Let’s start with the myriad positive aspects of Murray’s game.

Test 1.*
Imagine you are playing a match & are driven deep into the corner by your aggressive base-liner opponent – that’s right, they have played a killer ball deep in the court that has forced you to scramble but they have not come into the net.
What do you do?
a. You’re out of position, off-balance, so you increase your swing speed and try for a winner down the line.
b. You lift a deep, higher ball to your opponent’s corner & recover back into position for their opponent’s next ball.
At the club level, how often do we see a. but never with Andy Murray.
He always buys time with b. He is the master of the neutralizing ball when out of position.

Test 2 **
The net rusher has played their approach shot, you:
a. try & blast a winner past or at them
b. you dip a ball at their feet, move forward & put away their half-volley.
Murray (along with Nadal) is brilliant at b. He is instantly on the move, anticipating the short half-volley.

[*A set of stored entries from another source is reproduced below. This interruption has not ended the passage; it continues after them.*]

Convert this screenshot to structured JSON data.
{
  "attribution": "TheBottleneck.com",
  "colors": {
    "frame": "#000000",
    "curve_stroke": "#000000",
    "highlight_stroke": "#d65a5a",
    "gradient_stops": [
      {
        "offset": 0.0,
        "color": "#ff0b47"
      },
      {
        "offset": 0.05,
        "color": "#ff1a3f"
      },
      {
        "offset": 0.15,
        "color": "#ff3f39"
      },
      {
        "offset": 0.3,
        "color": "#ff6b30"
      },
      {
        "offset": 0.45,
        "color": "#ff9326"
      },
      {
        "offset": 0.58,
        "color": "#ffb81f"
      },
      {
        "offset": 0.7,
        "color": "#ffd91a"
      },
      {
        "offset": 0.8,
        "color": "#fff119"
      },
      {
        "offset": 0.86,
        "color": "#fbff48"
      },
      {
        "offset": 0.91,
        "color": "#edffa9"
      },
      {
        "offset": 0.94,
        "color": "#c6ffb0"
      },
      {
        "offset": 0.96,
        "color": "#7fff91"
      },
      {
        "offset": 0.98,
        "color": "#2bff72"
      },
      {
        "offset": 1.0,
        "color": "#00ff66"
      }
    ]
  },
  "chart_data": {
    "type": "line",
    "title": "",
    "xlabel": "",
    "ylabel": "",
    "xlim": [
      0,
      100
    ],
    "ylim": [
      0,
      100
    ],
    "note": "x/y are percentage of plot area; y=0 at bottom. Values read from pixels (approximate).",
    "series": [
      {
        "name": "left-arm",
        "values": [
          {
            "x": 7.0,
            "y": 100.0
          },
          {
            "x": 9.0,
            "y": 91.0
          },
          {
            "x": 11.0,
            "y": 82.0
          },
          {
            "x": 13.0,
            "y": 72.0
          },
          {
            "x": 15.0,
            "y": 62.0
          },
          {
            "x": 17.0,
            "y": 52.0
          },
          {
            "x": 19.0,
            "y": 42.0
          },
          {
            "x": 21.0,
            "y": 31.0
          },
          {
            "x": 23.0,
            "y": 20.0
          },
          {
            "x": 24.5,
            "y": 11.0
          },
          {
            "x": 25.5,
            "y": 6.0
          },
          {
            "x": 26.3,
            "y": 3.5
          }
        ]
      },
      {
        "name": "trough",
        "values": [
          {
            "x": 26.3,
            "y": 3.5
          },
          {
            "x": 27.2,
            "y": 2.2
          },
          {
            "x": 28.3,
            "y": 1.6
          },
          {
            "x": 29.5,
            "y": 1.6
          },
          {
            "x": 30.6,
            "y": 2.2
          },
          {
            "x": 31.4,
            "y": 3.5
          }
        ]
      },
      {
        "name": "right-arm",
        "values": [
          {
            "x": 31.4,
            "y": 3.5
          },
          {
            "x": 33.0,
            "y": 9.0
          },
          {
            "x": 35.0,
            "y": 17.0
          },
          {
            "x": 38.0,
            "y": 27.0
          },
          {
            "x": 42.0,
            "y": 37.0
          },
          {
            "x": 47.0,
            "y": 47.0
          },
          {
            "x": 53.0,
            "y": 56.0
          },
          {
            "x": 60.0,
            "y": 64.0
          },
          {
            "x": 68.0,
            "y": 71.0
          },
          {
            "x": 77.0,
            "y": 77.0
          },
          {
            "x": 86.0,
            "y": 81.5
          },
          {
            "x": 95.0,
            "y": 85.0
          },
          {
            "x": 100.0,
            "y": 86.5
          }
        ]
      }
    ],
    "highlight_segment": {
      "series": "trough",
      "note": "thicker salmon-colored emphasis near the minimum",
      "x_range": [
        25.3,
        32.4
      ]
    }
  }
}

Other great qualities of Murray – he moves forward to the Return; varies the pace, direction, spin and length of his strokes; doesn’t risk going for the lines so much as many of his peers; he has a loose, relaxed grip.

So much for the right stuff – we haven’t even included his head and eye-stillness & his cat-like speed.

However, one thing we can learn which is just as valuable as all the above admirable qualities of Murray, is a deficit in his game – recognition of when to attack.

Test 3***
When should we attack?
a. ball is deep, you are off-balance.
b. ball is short, high, you are on balance and set.

Not much of a test, eh?
Yet, to my mind, Murray continues to hit too many neutral balls even when he is perfectly set, balanced & inside the court & in a position to attack the ball.

The increasingly powerful and fast modern game – great strings, incredible rackets, amazingly conditioned athletes – require that when you get the opportunity of a short, high ball, & you are on balance then you simply must grasp the opportunity and punish your opponent with an attacking stroke rather than continue with the neutralizing rally ball that Murray is so adept at.
For example, even Nadal, considered by many to be the greatest defensive player of all time, when given a slow, high hanging ball & when he is set and on balance, will play an attacking ball. Del Potro does it. Djokovic does it too. They all do it, except Murray & he is getting left behind because of this singular omission in his game.

In conclusion, we’ve already suggested the criteria of when we should go from amber to green light in tennis, going from neutral to offense: you receive a short, high, hanging ball & perhaps the most vital component of all, that you are planted & on balance. Being aware of all these components is a necessity in today’s game. The best players, at any level, know when to go from neutral to attack, using balance & quality of incoming ball as their primary cue. When Murray decides to more routinely transition from neutral to offense as a matter of policy, then watch him gain the Grand Slams his talent deserves.